Fue el cóndor, fue un ángel

 Casimiro amarraba un costal de papas junto a Mercedes, doña Clotilde acariciaba a su nieta. Estaban sentados afuera de la casa. Entonces, la niña gritó.

¡Abuelita, mira ese inmenso pájaro! Clotilde le decía riéndose, que no había nada. La niña insistió, sí, es muy grande. Deja tranquila a tu abuelita. ¡Mamá, míralo!, insistió la niña. Mercedes detuvo su faena, el sol le daba directo a los ojos; quiso observar en la dirección que señalaba su hija.

 —Madre, por favor, lleva adentro a Rosita, el calor le está haciendo daño.

—Venga mi nietecita. No he visto ningún cóndor desde que llegamos —bromeó Clotilde entrando con Rosita a la casa—. Así que alas inmensas. Ja, ja, ja.

—¡Abuelita, allí está!

— Ya Rosita, sí, sí, ya lo vimos todos. Ja, ja, ja. Vamos para darte una agüita de menta con valeriana.

Mercedes se reía al lado de su esposo, de pronto se quedó callada, inmóvil. Y gritó: ¡El cóndor! ¡Eleodoro, mi hermano! Y corrió a la casa. Encontró su celular. Marcó repetidas veces sin obtener respuesta alguna. Entró una llamada, el código era de Lima...

En el cementerio

Rosita colocaba un ramo de flores en la tumba. Casimiro tenía sus manos frente a sí sobre una silla.  Estaba cerca de su esposa Mercedes, quien abrazaba a su madre.

—Era un buen hombre, trabajador, amaba a su familia. Él quería que cuando muriese fuera enterrado aquí en Uchuraccay. Al menos estará cerca de los que amaba —lloriqueó Clotilde—. Ese era Jacinto, mi esposo. Lo pudimos traer desde Huanta. Gracias a ti, Eleodoro, hijo mío.

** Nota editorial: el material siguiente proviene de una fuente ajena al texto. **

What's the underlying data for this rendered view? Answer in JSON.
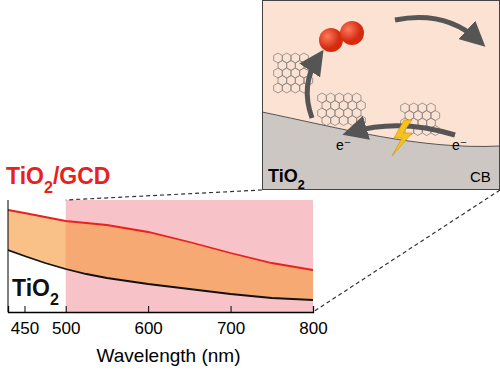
{
  "chart_data": {
    "type": "line",
    "x_label": "Wavelength (nm)",
    "x": [
      430,
      450,
      475,
      500,
      525,
      550,
      600,
      650,
      700,
      750,
      800
    ],
    "series": [
      {
        "name": "TiO2/GCD",
        "color": "#e8201e",
        "values": [
          1.02,
          0.99,
          0.95,
          0.91,
          0.89,
          0.87,
          0.8,
          0.7,
          0.59,
          0.49,
          0.42
        ]
      },
      {
        "name": "TiO2",
        "color": "#111111",
        "values": [
          0.62,
          0.56,
          0.49,
          0.43,
          0.38,
          0.34,
          0.28,
          0.23,
          0.18,
          0.14,
          0.12
        ]
      }
    ],
    "xlim": [
      430,
      800
    ],
    "xticks": [
      450,
      500,
      600,
      700,
      800
    ],
    "ylim": [
      0,
      1.12
    ],
    "tick_labels": "x",
    "highlight_range": [
      500,
      800
    ],
    "annotations": [
      "TiO2",
      "CB",
      "e⁻",
      "e⁻"
    ]
  }
}
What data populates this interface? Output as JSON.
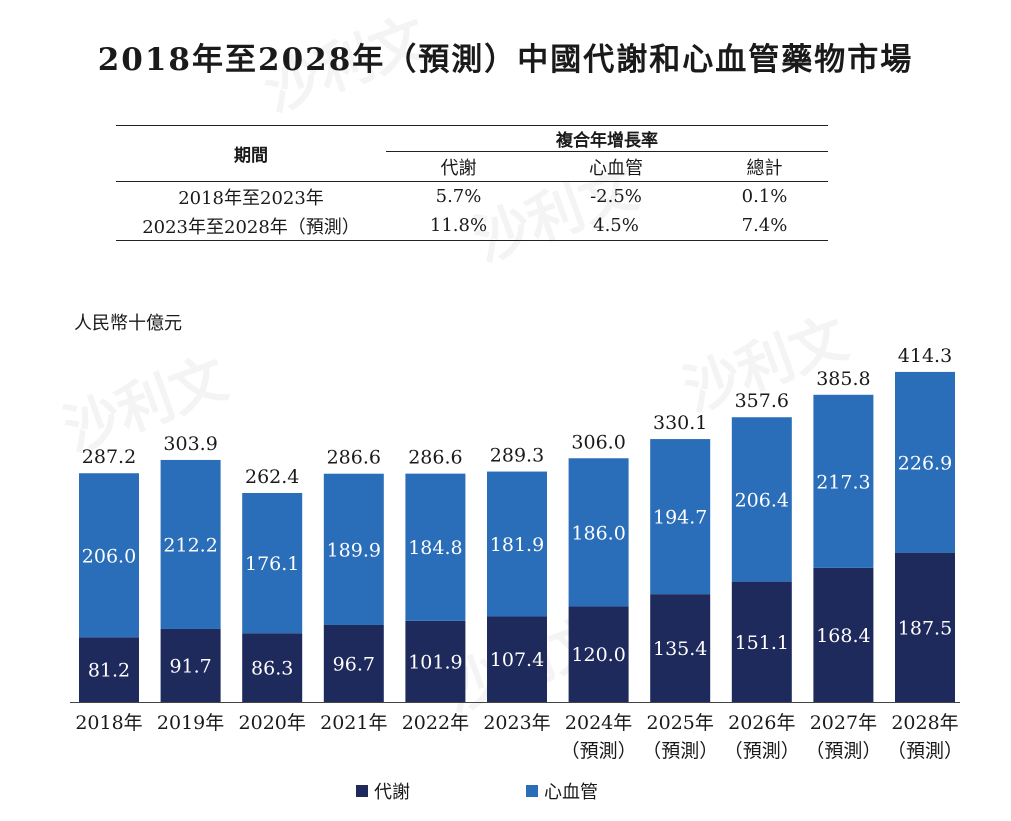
{
  "title": "2018年至2028年（預測）中國代謝和心血管藥物市場",
  "table": {
    "period_header": "期間",
    "cagr_header": "複合年增長率",
    "columns": [
      "代謝",
      "心血管",
      "總計"
    ],
    "rows": [
      {
        "period": "2018年至2023年",
        "values": [
          "5.7%",
          "-2.5%",
          "0.1%"
        ]
      },
      {
        "period": "2023年至2028年（預測）",
        "values": [
          "11.8%",
          "4.5%",
          "7.4%"
        ]
      }
    ]
  },
  "unit_label": "人民幣十億元",
  "watermark": "沙利文",
  "chart_data": {
    "type": "bar",
    "stacked": true,
    "categories": [
      "2018年",
      "2019年",
      "2020年",
      "2021年",
      "2022年",
      "2023年",
      "2024年",
      "2025年",
      "2026年",
      "2027年",
      "2028年"
    ],
    "category_sublabels": [
      "",
      "",
      "",
      "",
      "",
      "",
      "（預測）",
      "（預測）",
      "（預測）",
      "（預測）",
      "（預測）"
    ],
    "series": [
      {
        "name": "代謝",
        "color": "#1f2a5c",
        "values": [
          81.2,
          91.7,
          86.3,
          96.7,
          101.9,
          107.4,
          120.0,
          135.4,
          151.1,
          168.4,
          187.5
        ]
      },
      {
        "name": "心血管",
        "color": "#2a6db8",
        "values": [
          206.0,
          212.2,
          176.1,
          189.9,
          184.8,
          181.9,
          186.0,
          194.7,
          206.4,
          217.3,
          226.9
        ]
      }
    ],
    "totals": [
      "287.2",
      "303.9",
      "262.4",
      "286.6",
      "286.6",
      "289.3",
      "306.0",
      "330.1",
      "357.6",
      "385.8",
      "414.3"
    ],
    "series_labels": [
      [
        "81.2",
        "91.7",
        "86.3",
        "96.7",
        "101.9",
        "107.4",
        "120.0",
        "135.4",
        "151.1",
        "168.4",
        "187.5"
      ],
      [
        "206.0",
        "212.2",
        "176.1",
        "189.9",
        "184.8",
        "181.9",
        "186.0",
        "194.7",
        "206.4",
        "217.3",
        "226.9"
      ]
    ],
    "ylim": [
      0,
      414.3
    ],
    "grid": false,
    "legend_position": "bottom"
  }
}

—Mamá, era el deseo de mi padre. Pero lo hicimos juntos con mi hermana, hasta fue a Lima a recogerme del hospital. Qué pena, Percy falleció.

Los hermanos hundieron las dos flores disecadas entre la tierra que cubría la tumba.

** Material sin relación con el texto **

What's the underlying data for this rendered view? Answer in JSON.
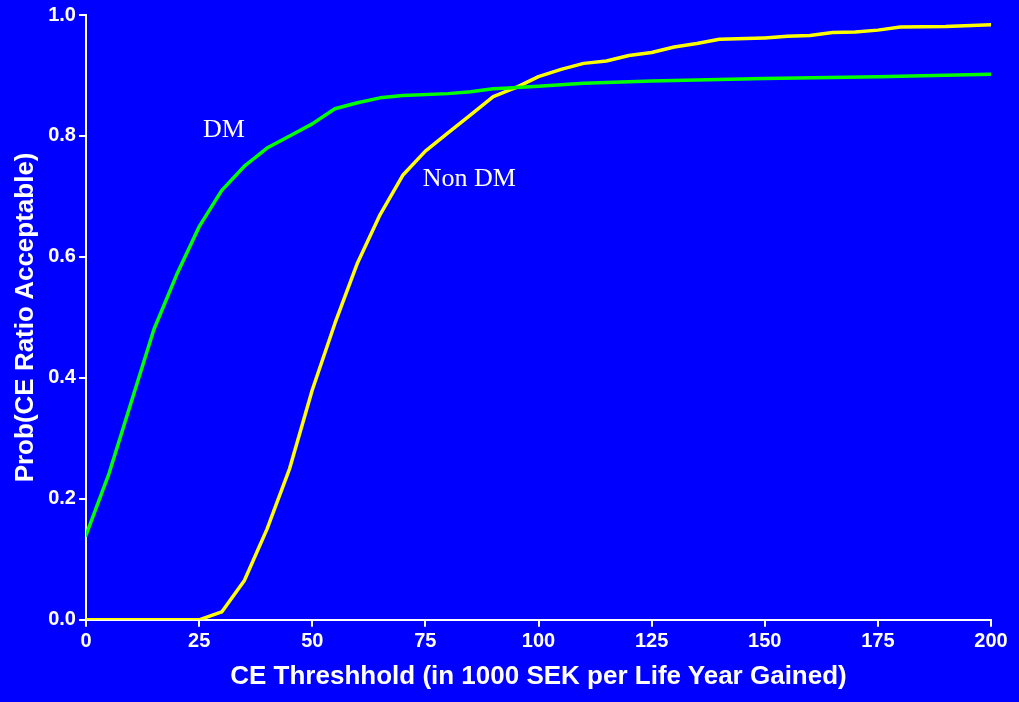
{
  "chart_data": {
    "type": "line",
    "xlabel": "CE Threshhold (in 1000 SEK per Life Year Gained)",
    "ylabel": "Prob(CE Ratio Acceptable)",
    "xlim": [
      0,
      200
    ],
    "xticks": [
      0,
      25,
      50,
      75,
      100,
      125,
      150,
      175,
      200
    ],
    "ylim": [
      0,
      1
    ],
    "yticks": [
      {
        "value": 0,
        "label": "0.0"
      },
      {
        "value": 0.2,
        "label": "0.2"
      },
      {
        "value": 0.4,
        "label": "0.4"
      },
      {
        "value": 0.6,
        "label": "0.6"
      },
      {
        "value": 0.8,
        "label": "0.8"
      },
      {
        "value": 1,
        "label": "1.0"
      }
    ],
    "grid": false,
    "legend": false,
    "marker": "none",
    "line_style": "solid",
    "series": [
      {
        "name": "DM",
        "color": "#00ff00",
        "x": [
          0,
          5,
          10,
          15,
          20,
          25,
          30,
          35,
          40,
          45,
          50,
          55,
          60,
          65,
          70,
          80,
          85,
          90,
          100,
          110,
          125,
          150,
          175,
          200
        ],
        "values": [
          0.14,
          0.24,
          0.36,
          0.48,
          0.57,
          0.65,
          0.71,
          0.75,
          0.78,
          0.8,
          0.82,
          0.845,
          0.855,
          0.863,
          0.867,
          0.87,
          0.873,
          0.878,
          0.882,
          0.887,
          0.891,
          0.895,
          0.898,
          0.902
        ]
      },
      {
        "name": "Non DM",
        "color": "#ffff00",
        "x": [
          0,
          25,
          30,
          35,
          40,
          45,
          50,
          55,
          60,
          65,
          70,
          75,
          80,
          85,
          90,
          95,
          100,
          105,
          110,
          115,
          120,
          125,
          130,
          135,
          140,
          150,
          155,
          160,
          165,
          170,
          175,
          180,
          190,
          200
        ],
        "values": [
          0,
          0,
          0.013,
          0.065,
          0.15,
          0.25,
          0.38,
          0.49,
          0.59,
          0.67,
          0.735,
          0.775,
          0.805,
          0.835,
          0.865,
          0.88,
          0.898,
          0.91,
          0.92,
          0.924,
          0.933,
          0.938,
          0.947,
          0.953,
          0.96,
          0.962,
          0.965,
          0.966,
          0.971,
          0.972,
          0.975,
          0.98,
          0.981,
          0.984
        ]
      }
    ]
  }
}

Clotilde celebró: ves, Mercedes, fue la Pachamama; envió al cóndor por tu hermano. Ella le replicó; no mamá todo ello es parte de la creación, eso lo hizo Dios. Casimiro empujaba la silla de ruedas de Eleodoro. Mercedes le sugería a su mamá que leerían el libro de Génesis.   

¡Uchuraccay vive!

Un sábado mientras la familia Sulca realizaban su jornada agrícola sonó una campana del lado oriente, luego otras también repicaron. Los altoparlantes de la plaza reproducían el sonido de la sirena. Casimiro y Mercedes tomaron una escopeta y un revolver.

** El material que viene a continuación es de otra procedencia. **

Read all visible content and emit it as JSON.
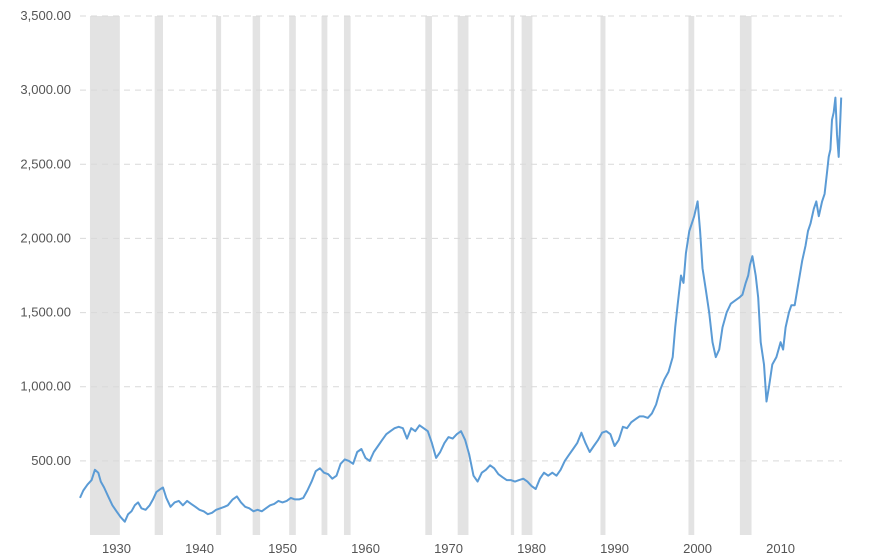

—Después de cuarenta años vuelven los terroristas. ¡Esta vez no huiremos! —arengó Eleodoro apoyándose en un bastón y cargando un fusil—. Pongan a mamá y la niña en el cobertizo. Yo defenderé desde nuestra puerta. 

—¡Vamos mujer! —gritó Casimiro.

Los residentes presurosos iban hacia el lado oriental en motocicletas, conduciendo camionetas, a caballo o corriendo. Portaba cada uno, alguna arma.

Las huestes subversivas llegaron a la primera casa. Estaban con sus armas rastrilladas, mas de forma sorpresiva, del muro que rodeaba la estratégica edificación, asomaron los pobladores que disparaban y gritaban tras cada percusión: ¡¡¡Uchuraccay!!!